Democrats execrate Tom DeLay, for the pungent reason that he beat them and beat them and beat them again. Who likes losing?

Republicans, though, will remember Tom DeLay as the man who marshaled the votes for the great Republican legislative triumphs of the 1990s: welfare reform, budget-balancing, applying the laws of the land to members of Congress, NATO expansion. Newt Gingrich may have conceived the plans; it was DeLay who often realized them. And just as even fierce Democrats now credit Ronald Reagan for demonstrating that the presidency could work after the drift and weakness of the Carter years, so DeLay will in time get his due as the man who got action out of the House of Representatives in a way that nobody else has done since the reforms of 1974.
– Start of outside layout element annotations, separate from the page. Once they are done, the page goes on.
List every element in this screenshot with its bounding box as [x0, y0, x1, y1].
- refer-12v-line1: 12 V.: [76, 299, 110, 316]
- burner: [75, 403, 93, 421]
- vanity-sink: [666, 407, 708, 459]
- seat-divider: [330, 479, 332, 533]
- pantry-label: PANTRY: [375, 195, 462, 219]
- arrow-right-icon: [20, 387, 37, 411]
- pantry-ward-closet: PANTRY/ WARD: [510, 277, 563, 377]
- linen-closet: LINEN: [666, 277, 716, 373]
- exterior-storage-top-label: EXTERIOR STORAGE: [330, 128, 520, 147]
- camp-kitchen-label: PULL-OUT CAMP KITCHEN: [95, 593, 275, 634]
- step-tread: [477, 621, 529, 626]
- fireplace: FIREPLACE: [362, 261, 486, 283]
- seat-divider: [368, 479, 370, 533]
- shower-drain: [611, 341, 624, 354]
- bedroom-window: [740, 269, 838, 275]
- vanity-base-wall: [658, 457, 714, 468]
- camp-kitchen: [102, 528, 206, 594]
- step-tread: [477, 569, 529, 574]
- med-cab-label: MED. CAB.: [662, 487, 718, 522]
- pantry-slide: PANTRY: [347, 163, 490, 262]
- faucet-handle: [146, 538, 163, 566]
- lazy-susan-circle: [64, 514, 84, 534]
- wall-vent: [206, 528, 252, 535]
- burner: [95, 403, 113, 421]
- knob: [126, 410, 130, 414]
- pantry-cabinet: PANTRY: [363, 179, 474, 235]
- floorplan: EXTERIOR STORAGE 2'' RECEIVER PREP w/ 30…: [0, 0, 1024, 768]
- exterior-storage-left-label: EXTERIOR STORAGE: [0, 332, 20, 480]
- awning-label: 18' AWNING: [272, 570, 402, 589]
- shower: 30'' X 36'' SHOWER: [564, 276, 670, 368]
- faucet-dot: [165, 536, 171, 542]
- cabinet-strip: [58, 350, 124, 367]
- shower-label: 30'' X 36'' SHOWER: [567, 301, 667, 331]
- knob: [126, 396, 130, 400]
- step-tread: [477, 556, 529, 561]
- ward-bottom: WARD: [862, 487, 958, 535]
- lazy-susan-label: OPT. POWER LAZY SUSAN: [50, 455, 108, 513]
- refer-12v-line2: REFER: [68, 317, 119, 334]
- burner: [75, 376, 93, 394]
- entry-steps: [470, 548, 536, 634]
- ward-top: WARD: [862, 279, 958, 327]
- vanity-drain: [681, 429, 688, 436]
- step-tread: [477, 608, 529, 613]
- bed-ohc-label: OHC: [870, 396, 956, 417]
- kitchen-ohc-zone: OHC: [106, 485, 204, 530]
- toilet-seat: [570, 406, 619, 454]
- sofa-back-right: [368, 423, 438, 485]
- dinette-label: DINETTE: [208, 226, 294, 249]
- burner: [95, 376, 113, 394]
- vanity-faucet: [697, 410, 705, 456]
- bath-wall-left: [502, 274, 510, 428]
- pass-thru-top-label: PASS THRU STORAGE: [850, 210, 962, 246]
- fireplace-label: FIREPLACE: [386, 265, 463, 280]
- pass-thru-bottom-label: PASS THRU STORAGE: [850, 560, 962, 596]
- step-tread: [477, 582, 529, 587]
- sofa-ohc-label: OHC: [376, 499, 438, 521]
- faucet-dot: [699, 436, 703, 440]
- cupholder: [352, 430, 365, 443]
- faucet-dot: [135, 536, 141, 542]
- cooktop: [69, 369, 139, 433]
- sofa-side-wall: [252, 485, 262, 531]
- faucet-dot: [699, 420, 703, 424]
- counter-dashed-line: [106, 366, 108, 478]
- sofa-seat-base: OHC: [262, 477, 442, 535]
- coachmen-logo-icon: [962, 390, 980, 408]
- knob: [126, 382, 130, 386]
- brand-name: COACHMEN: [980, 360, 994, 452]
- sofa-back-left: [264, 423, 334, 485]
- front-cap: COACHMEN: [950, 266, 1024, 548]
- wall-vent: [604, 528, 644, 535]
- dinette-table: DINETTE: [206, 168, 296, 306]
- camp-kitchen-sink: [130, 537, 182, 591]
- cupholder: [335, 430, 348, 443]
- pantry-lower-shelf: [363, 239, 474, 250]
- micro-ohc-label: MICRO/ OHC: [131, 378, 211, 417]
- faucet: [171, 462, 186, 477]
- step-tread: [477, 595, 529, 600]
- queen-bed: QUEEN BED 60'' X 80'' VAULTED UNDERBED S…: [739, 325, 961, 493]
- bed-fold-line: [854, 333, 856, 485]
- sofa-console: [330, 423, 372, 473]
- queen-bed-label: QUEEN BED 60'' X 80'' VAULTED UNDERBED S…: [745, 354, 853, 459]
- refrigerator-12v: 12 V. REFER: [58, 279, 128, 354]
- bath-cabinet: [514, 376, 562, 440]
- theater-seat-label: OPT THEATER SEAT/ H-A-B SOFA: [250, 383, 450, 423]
Over time, the House Republicans lost some of their energy and much of their zeal. Over time, they succumbed to some of the high-handed and self-serving practices of the old Democratic majority they defeated. Such are the cycles of politics, and Tom DeLay no doubt deserves much of the blame.

He erred especially in his now notorious “K Street Project.” He believed that by pressing lobbying firms to hire more Republicans he could somehow annex the lobbying industry as a source of strength for the conservative project. K Street would be recruited to reinforce the GOP. Instead, and all too often, it was the lobbying industry that ended up annexing the Republican party. Today’s immigration debate represents the culmination of this distasteful evolution, with Republican senators – elected by ordinary Americans because they had lost patience with an out-of-touch Democratic party – standing up to give speeches complaining that Americans’ wage demands have become utterly exorbitant and that millions of guestworkers must be imported to do the jobs Americans won’t do at the wages it pleases the senators’ donors to pay.

And yet even as conservatives wonder over what our party is becoming – we can still remember with pride what it was.

One of the graces of American political life is that the great partisan figures come in time to belong to the whole nation. Franklin Roosevelt and Ronald Reagan each evoke admiration across the aisle; their lives have taken on a meaning bigger and grander than the partisan divides of the 1930s and 1980s.

So too it will be with the Republican Congress elected in 1994. In years to come, whenever a Congress seems to have lost touch with the voters, whenever legislation seems to gnarl itself in complacency and corruption, men and women now unborn will remember the spirit of 1994. Whenever Congress mires itself in futility and deadlock, whenever Americans wonder whether this strange institution can ever be mobilized to act in the public interest – they will remember the 104th Congress.

As Tom DeLay leaves Congress, the television screens and newspapers flash that haunting grinning mug shot. That is part of the record of course. But it is not all the record. And when your grandchildren and mine visit Capitol Hill decades hence, they will see Tom DeLay’s face not in pixels but in sculpture, arranged with his sometime partner, sometime rival Newt Gingrich in the arcade alongside James Madison, John Calhoun, Thaddeus Stevens, Joe Cannon, Sam Rayburn and the other bygone powers of the House of Representatives. These leaders also had their faults. They too had their failures. But the United States is a just and generous nation, and those who write its history will tell the story in full: not only the tawdry chapters, but also the magnificent.